Séisme au Maroc : "fraternité et humanité", une collecte à Rethel pour remplir un camion et l'envoyer aux victimes

Suite au séisme de magnitude 7 qui a frappé le Maroc, la solidarité s'organise. À Rethel (Ardennes), trois habitantes invoquent "la fraternité" et tentent de rassembler tout ce qui peut servir sur place.

Après le choc, la stupeur. Et très vite ensuite, la débrouillardise et la solidarité. À Rethel (Ardennes), on organise une collecte de tout ce qui peut servir aux victimes du séisme survenu au Maroc :

  • couvertures ("c'est en montagne")
  • vêtements pour adultes comme enfants
  • fournitures scolaires
  • protections hygiéniques
  • lampes-torches et allumettes
  • pansements
  • biberons, couches

Les organisatrices espèrent remplir un camion avec tout cela. Le samedi 16 septembre 2023, de 09h00 à 18h00, il sera possible de déposer ces fournitures dans un local prêté par un particulier. Il se situe entre Carrefour et Chausséa, au numéro 24 de la rue Colbert, à Rethel (voir sur la carte ci-dessous).

France 3 a cherché à en savoir plus sur cet élan de solidarité. Il a contacté Sophie, l'une des organisatrices. "On fait ça par pure fraternité, par humanité, par solidarité. En tant que citoyens, sans arrière-pensée. C'est spontané, ça vient du coeur. On espère remplir un petit camion... mais vous savez, on espérait faire de même pour l'Ukraine, et finalement, ça s'est transformé en gros camion." 
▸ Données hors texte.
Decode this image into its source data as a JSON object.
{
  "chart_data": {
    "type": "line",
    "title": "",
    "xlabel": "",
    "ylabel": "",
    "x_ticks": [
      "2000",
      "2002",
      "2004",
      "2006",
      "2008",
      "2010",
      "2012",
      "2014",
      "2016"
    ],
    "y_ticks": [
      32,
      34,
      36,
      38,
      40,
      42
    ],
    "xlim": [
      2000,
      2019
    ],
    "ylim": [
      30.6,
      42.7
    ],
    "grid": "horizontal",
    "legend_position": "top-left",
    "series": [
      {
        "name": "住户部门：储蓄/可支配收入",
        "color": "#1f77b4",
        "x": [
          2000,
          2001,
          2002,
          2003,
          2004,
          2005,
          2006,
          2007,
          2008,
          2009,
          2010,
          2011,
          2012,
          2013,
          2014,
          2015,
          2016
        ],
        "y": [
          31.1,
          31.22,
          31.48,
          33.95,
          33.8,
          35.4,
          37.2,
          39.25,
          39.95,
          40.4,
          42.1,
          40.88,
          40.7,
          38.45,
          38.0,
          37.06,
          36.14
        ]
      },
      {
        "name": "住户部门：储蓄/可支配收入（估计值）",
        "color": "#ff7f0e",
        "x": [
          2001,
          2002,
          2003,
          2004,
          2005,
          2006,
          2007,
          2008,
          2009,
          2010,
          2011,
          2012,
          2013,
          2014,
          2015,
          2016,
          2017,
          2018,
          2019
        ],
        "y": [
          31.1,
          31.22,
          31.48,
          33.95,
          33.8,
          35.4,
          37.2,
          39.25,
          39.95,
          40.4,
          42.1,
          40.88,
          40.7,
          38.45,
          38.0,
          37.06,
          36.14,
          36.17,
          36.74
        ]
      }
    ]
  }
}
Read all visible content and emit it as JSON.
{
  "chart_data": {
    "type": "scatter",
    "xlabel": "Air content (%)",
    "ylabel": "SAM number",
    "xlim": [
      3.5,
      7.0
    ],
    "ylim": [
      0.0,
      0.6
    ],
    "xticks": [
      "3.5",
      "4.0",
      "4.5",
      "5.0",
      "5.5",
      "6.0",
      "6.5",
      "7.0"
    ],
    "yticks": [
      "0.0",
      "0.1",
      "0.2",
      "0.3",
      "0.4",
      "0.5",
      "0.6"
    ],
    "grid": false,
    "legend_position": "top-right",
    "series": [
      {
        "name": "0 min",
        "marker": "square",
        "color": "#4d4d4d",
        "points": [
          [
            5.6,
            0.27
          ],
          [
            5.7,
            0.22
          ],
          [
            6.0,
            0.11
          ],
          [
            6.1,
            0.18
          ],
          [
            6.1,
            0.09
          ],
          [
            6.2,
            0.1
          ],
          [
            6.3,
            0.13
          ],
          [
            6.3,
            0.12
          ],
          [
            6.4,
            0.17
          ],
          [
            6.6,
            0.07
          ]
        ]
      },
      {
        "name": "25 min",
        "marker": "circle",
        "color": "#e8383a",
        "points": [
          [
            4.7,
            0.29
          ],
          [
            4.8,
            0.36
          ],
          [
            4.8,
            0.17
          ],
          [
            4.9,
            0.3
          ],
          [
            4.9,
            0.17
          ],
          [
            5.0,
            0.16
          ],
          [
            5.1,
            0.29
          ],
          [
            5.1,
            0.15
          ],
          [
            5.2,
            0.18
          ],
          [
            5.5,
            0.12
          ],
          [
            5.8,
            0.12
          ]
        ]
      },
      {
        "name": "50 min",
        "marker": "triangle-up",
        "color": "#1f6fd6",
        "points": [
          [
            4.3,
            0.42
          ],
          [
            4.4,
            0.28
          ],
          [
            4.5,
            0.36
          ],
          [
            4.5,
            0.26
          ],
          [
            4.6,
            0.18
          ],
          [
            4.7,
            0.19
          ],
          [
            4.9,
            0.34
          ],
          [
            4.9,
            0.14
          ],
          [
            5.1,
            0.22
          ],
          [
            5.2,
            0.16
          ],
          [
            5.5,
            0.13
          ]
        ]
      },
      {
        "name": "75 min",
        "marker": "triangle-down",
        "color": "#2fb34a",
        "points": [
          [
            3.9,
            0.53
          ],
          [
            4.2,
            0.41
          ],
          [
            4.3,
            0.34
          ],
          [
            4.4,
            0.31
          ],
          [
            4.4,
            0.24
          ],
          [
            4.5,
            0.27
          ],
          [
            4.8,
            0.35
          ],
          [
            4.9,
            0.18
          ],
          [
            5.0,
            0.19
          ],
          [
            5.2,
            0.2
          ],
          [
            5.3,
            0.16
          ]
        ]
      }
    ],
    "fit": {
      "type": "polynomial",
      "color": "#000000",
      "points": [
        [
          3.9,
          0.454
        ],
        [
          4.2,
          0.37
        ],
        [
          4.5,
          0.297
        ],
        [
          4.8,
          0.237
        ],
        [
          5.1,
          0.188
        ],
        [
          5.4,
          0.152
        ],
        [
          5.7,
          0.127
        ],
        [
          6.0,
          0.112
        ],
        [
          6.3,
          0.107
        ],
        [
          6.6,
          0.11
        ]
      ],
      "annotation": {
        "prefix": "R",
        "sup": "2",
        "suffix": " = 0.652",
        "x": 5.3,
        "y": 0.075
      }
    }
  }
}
Aider un pays proche de la France

Marie-France, autre co-organisatrice, reconnaît "qu'on est un peu limite au niveau du temps. Mais pas mal de gens vont participer, il y a l'hôpital, on a fait le tour des commerces et des pharmacies... On est souvent surpris par la générosité des gens. Le Maroc, c'est un pays proche de la France. Par la bienveillance et la chaleur de sa population, des liens se sont créés. Ça vous marque toujours quand vous allez là-bas. Donc on leur rend un peu ce qu'ils nous ont donné."

Ces liens, Malika, la troisième co-organisatrice, les connaît bien. Ses parents sont originaires de ce pays. Une partie de sa famille vit à Rabat (la capitale du Maroc, souvent confondue avec Marrakech, bien plus grande). "Ma famille n'a pas eu de gros problèmes, si ce n'est que ça a tremblé et qu'ils ont dû passer la nuit dehors. Il n'y a pas eu de catastrophe à Rabat. Mais les gens qui vivent dans les montagnes... On ne peut qu'être altruiste avec ces gens : ils n'ont plus rien. Je pense aux enfants qui vivent là-bas."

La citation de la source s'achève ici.